PROHLÍŽENÍ ABSTRAKTA

Background: Familial hypercholesterolemia (FH) is an autosomal-dominant disorder caused by mutations within the LDLR, APOB, and PCSK9 genes, characterized by high plasma levels of total- and low-density lipoprotein cholesterol (LDL-C). LDL apheresis (LA) serves as an extracorporeal circulation device to eliminate LDL-C from plasma. MicroRNAs (miRNAs) are important posttranscriptional gene regulators involved in the pathogenesis of atherosclerosis. Our study aimed to monitor the dynamics of twenty pre-selected circulating miRNAs in patients under long-term apheresis treatment.
Methods: Plasma samples from 12 FH patients (men=50%, age=55.3±12.2 years; mean LA overall treatment time=13.1±7.8 years) were collected before each apheresis therapy every 6th month due to the 4- years of treatment. Completely 8 follow-up (FU) samples were measured in each patient. Twenty pre-selected circulating miRNAs were measured using quantitative PCR.
Results: Dynamic changes in the relative quantity of 6 miRNAs (miR-92a, -21, -126, -122, -26a, and miR-185; all P<0.04) during follow up time were identified. Apheresis overall treatment time has influenced circulating miR-146a (P<0.04). In LDLR mutation homozygotes (N=5) compared to heterozygotes, we found higher plasma levels of miR-181, -126, -155, and miR-92a (all P<0.03).
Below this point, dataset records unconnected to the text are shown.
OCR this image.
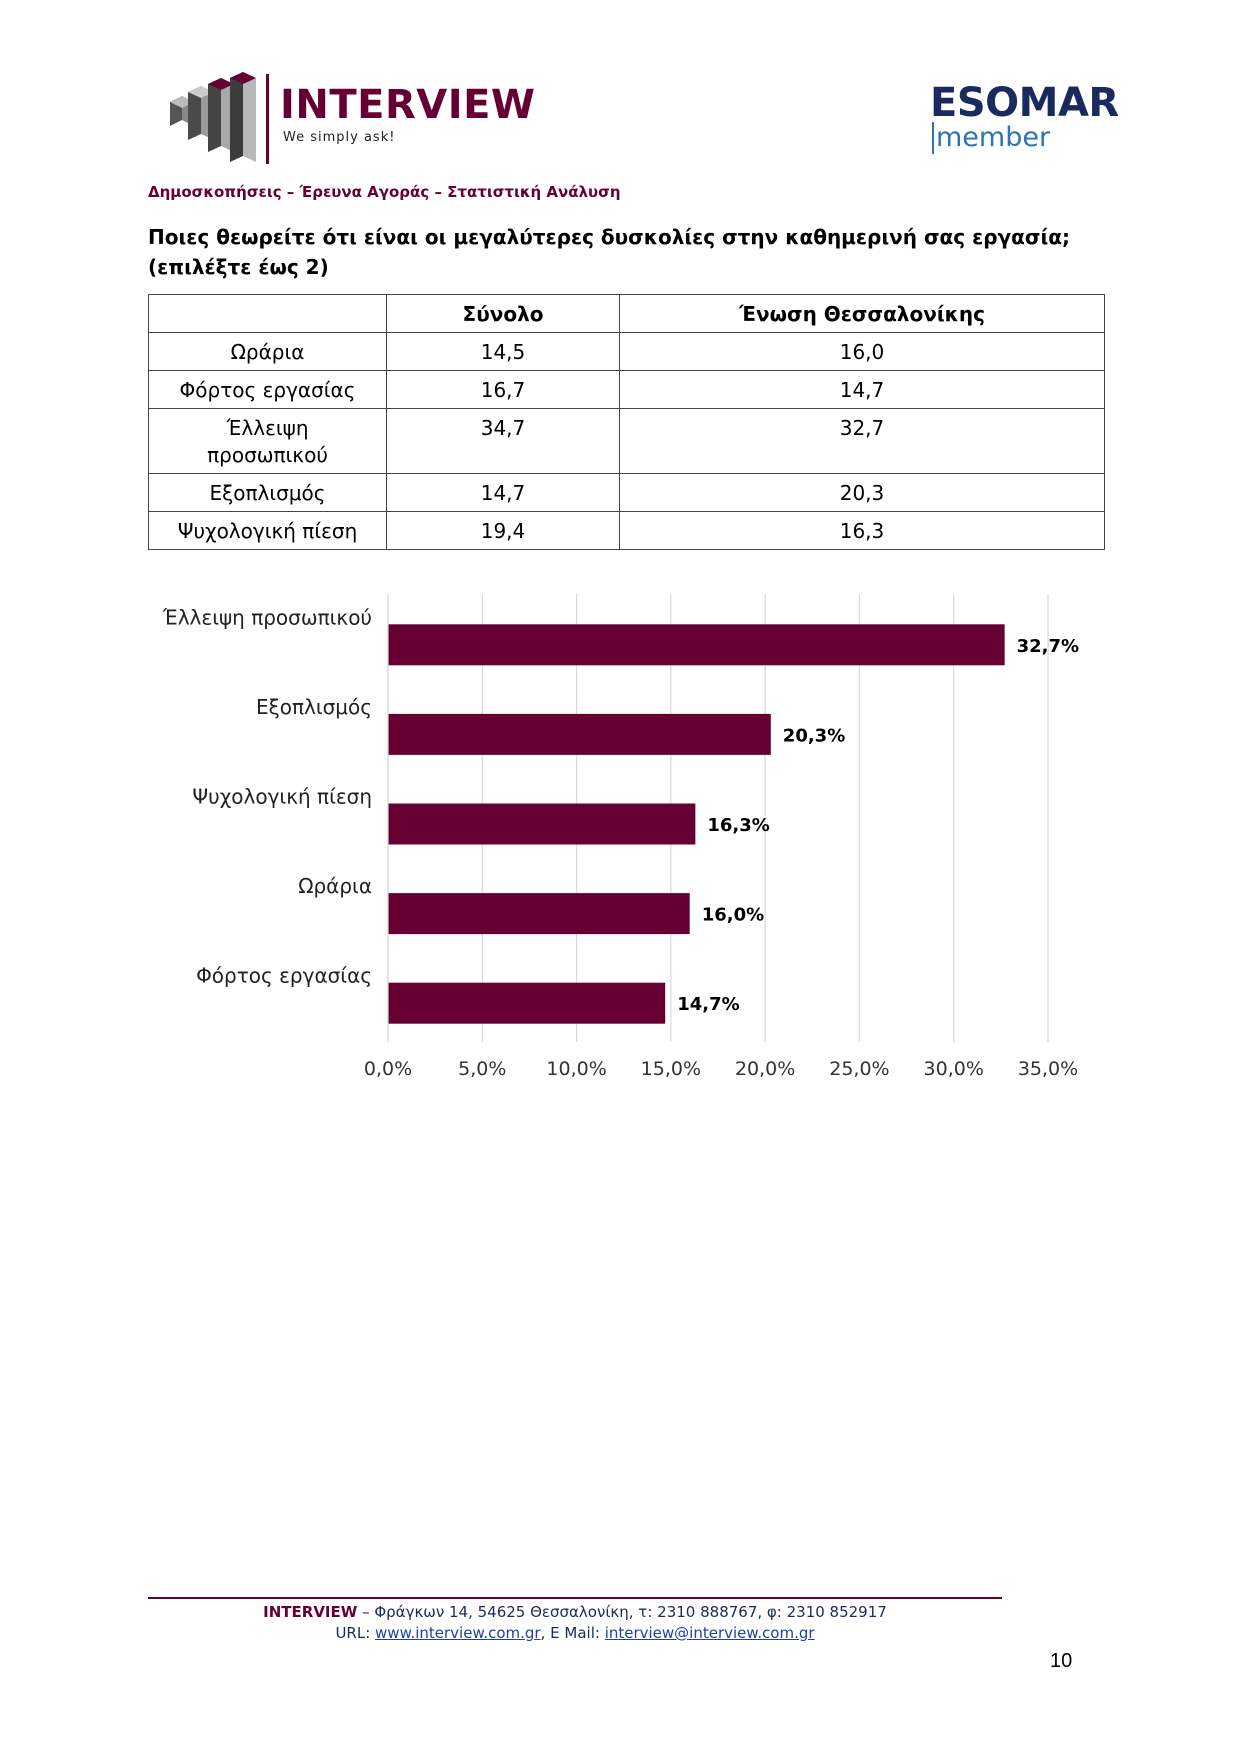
INTERVIEW
We simply ask!
ESOMAR
member
Δημοσκοπήσεις – Έρευνα Αγοράς – Στατιστική Ανάλυση
Ποιες θεωρείτε ότι είναι οι μεγαλύτερες δυσκολίες στην καθημερινή σας εργασία;
(επιλέξτε έως 2)
	Σύνολο	Ένωση Θεσσαλονίκης
Ωράρια	14,5	16,0
Φόρτος εργασίας	16,7	14,7

Έλλειψη
προσωπικού	34,7	32,7
Εξοπλισμός	14,7	20,3
Ψυχολογική πίεση	19,4	16,3
0,0% 5,0% 10,0% 15,0% 20,0% 25,0% 30,0% 35,0%
Έλλειψη προσωπικού
32,7%
Εξοπλισμός
20,3%
Ψυχολογική πίεση
16,3%
Ωράρια
16,0%
Φόρτος εργασίας
14,7%
INTERVIEW – Φράγκων 14, 54625 Θεσσαλονίκη, τ: 2310 888767, φ: 2310 852917
URL: www.interview.com.gr, E Mail: interview@interview.com.gr
10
Treatment with PCSK9 inhibitors (N=6) affected plasma levels of 7 miRNAs (miR-126, -122, -26a, -155, -125a, -92a, and miR-27a; all P<0.04).
Conclusions: Long-term monitoring has shown, that LA in the patients with severe familiar hypercholesterolemia influences plasma circulating miRNAs involved in endothelial dysfunction, cholesterol homeostasis, inflammation, and plaque development. The longer is the treatment using LA the better is the miRNA milieu depicting the potential cardiovascular risk.